As you might imagine, he's rather frail. We're planning a trip to Florida later this week to see him, so I inquired about his schedule in the upcoming days.

"Well, Tuesday's and Thursdays are therapy days," he said, rattling it off verbatim. "I get this pump thing filled up on Tuesdays, and wear it all day Wednesday, and then go back in on Thursday for some other treatment. I'm working on Friday and Sunday this week, but on Saturday I'm free all day."

"Are you still working??" I asked, somewhat incredulously. My Dad has worked at the local Walmart for the past several years, even working full time for a while.

"Just two days a week now," he said, "and only four hours at a time."

"Do you really think you should do that?" I wondered, not for the first time.

"Yeah, I need to," he said. "It keeps my mind off all this other awful stuff. Besides, I like all the people I work with, and I have my regular customers that come in and get upset if I'm not there. That's the best part of work, the people."

Of course he's right.

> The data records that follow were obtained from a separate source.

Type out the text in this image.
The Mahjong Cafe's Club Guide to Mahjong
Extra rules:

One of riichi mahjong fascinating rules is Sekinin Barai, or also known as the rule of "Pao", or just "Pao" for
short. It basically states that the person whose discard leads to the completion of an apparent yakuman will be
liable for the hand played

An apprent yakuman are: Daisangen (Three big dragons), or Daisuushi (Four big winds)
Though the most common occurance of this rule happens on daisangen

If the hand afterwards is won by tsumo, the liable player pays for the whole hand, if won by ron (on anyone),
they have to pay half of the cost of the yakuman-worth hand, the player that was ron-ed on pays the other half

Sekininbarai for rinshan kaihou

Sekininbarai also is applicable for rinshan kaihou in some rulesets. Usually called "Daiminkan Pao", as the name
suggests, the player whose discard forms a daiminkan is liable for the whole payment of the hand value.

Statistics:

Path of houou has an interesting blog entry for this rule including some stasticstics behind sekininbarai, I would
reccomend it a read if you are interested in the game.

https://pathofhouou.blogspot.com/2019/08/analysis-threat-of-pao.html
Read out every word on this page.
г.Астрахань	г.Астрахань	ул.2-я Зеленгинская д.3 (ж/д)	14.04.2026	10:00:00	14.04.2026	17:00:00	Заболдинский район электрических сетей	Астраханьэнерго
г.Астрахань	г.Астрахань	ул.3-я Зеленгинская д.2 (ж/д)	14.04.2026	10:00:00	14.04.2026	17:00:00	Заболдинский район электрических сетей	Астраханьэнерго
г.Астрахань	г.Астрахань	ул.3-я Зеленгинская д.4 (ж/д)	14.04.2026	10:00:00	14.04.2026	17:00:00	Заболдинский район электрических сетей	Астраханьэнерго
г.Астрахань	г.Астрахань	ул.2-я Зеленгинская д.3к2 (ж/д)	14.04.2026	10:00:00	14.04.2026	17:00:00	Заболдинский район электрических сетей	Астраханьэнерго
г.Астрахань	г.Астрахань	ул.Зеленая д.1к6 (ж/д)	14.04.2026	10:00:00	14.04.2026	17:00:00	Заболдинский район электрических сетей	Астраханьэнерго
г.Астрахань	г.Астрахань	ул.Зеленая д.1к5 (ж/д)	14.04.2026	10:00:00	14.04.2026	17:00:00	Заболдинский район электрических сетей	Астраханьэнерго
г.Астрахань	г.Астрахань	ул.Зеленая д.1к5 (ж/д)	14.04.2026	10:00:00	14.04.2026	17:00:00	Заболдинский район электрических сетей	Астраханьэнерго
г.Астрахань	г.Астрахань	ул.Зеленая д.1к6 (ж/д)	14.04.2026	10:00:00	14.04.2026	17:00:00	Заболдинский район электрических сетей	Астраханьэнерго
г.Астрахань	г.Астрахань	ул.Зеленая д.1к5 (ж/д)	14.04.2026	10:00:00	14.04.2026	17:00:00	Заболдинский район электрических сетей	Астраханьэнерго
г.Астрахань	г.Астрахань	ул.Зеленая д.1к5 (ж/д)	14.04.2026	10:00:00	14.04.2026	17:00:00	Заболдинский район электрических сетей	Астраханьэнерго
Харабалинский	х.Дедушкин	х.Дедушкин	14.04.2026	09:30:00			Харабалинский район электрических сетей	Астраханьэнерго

Especially for a man like my Dad, who enjoys talking to people, who ran a successful small business for 40 years, who likes to be out and about in the world.

"How about you?" he asked. "Do you miss your job?"

I thought for a minute before I answered. Fact is, I don't miss the work itself, but I do miss the people I worked with. I enjoyed the interaction with my co-workers and my boss, enjoyed the camaraderie, the sense of shared purpose - all the things I'm enjoying so much in my Classical Bells rehearsals.

When I told him as much, he understood immediately. "It's all about the relationships," he said.

I can believe that. There is much satisfaction to be had in the workplace, and not all of it has to do with a job well done.

How about you. Do your working relationships help make a dull job better?